The Singapore Exchange (SGX) has launched a consultation on the pre-opening and closing mechanisms on its securities market with the aim of improving transparency and price discovery.
In the consultation, which ends on 15 June, SGX has proposed the publication of indicative equilibrium prices (IEP) throughout the opening and closing phases. These would display the price at which orders would be executed at any time during an auction and would subsequently form the opening or closing price. Currently, securities market members are only able to view the aggregate buy and sell quantities at the various bid and offer prices during the opening and closing auction.
The exchange said that an IEP would provide greater transparency while enabling members to assess market demand and supply conditions and adjust their orders accordingly.
SGX is also looking for feedback on implementing a random end to the closing auction, which currently takes place for a fixed duration of five minutes after continuous trading. SGX has proposed stopping the closing auction at a random point between four and five minutes, to protect the integrity of the closing price against the impact of sudden large orders.
SGX is the second Asian exchange to begin consulting on potential changes to its closing auction following a similar initiative by Hong Kong Exchanges and Clearing (HKEx). HKEx, which has been consulting with various market participants individually, abandoned its closing auction in March 2009 after suspected market manipulation. Closing prices on HKEx are currently calculated by taking an average of five price snapshots taken during the last minute of continuous trading. Some market participants have claimed this places undue pressure on HKEx's trading platform. However, the exchange has not yet released any firm proposals on potential new options for its closing auction.
Meanwhile, SGX has also announced that it will begin clearing Asian FX forwards by September this year.
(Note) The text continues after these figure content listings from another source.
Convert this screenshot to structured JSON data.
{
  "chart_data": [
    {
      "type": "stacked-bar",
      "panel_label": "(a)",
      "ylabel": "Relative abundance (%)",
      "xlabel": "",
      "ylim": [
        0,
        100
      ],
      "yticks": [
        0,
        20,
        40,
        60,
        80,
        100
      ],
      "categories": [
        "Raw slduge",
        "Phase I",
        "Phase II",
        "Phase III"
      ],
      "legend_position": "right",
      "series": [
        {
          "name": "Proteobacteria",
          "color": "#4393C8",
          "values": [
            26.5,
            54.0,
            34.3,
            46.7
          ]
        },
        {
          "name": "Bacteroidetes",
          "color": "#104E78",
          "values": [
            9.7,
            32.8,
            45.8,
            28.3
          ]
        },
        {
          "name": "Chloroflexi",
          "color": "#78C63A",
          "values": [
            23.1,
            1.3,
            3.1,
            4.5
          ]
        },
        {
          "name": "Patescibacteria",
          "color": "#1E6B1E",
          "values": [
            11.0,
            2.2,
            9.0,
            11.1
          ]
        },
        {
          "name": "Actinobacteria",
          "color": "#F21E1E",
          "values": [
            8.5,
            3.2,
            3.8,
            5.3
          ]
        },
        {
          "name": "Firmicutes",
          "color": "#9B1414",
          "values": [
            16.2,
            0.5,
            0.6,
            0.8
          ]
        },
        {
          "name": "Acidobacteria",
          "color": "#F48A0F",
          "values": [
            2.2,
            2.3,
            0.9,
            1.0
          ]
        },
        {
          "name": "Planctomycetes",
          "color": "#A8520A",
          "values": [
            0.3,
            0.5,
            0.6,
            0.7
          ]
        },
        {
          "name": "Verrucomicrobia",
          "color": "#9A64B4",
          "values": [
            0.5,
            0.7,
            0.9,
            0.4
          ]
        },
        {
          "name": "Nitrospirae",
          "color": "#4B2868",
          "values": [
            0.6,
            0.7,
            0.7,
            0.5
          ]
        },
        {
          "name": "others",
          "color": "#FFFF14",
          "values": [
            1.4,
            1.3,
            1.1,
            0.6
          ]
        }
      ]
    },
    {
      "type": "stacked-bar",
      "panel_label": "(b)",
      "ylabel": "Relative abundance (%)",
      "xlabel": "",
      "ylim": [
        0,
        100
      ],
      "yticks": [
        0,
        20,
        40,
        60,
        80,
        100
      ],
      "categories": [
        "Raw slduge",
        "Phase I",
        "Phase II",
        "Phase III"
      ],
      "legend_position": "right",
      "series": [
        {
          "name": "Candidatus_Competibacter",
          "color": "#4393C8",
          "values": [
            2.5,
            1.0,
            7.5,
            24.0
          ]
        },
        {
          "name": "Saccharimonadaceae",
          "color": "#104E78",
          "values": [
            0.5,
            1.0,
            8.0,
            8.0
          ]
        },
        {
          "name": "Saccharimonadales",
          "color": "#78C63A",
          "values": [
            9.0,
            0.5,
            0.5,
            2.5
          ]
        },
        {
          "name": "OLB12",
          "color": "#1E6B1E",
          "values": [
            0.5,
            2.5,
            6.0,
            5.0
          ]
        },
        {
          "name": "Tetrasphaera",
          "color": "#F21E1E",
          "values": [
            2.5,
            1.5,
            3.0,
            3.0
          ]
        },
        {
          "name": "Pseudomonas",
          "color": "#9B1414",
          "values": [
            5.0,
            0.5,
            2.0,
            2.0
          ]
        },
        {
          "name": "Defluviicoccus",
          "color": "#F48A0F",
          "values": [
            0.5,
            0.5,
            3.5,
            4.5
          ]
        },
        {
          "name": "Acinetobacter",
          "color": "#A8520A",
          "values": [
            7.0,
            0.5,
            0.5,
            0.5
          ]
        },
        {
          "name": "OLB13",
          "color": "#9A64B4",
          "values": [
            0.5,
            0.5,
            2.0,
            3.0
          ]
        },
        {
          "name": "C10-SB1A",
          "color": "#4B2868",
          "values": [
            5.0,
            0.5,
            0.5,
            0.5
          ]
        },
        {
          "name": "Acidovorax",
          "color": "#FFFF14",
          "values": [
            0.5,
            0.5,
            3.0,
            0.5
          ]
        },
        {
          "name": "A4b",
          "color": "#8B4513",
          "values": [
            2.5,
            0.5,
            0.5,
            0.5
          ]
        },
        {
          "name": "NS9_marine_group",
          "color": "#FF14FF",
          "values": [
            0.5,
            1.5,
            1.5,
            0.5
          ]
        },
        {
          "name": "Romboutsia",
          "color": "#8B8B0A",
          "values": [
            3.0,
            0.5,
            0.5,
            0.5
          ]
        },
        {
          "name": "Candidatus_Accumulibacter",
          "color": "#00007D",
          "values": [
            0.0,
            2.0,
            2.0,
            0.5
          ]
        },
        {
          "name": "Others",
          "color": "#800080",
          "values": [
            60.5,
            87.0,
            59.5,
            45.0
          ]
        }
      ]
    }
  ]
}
The service will cover non-deliverable Asian currencies including: Chinese yuan; Indonesian rupiah; Indian rupee; Korean won; Malaysian ringgit; Philippine peso; and Taiwanese dollar.
SGX says the initiative is in line with ongoing regulatory initiatives to improve transparency in the over-the-counter derivatives (OTC) market by mandating non-deliverable FX forwards and FX options via a central counterparty.
“Demand for OTC-traded financial derivatives clearing will grow rapidly and we are pleased to be able to extend the service to cover foreign exchange forwards for Asian currencies,” said Magnus Böcker, CEO, SGX. “Asia is the world's fastest-growing region and this service will benefit our members as they grow their businesses here.”
The eleven SGX clearing members eligible to clear FX Forwards are Barclays, Citi, Credit Suisse, DBS Bank, Deutsche Bank, HSBC, Oversea-Chinese Bank, Standard Chartered, RBS, UBS and United Overseas Bank.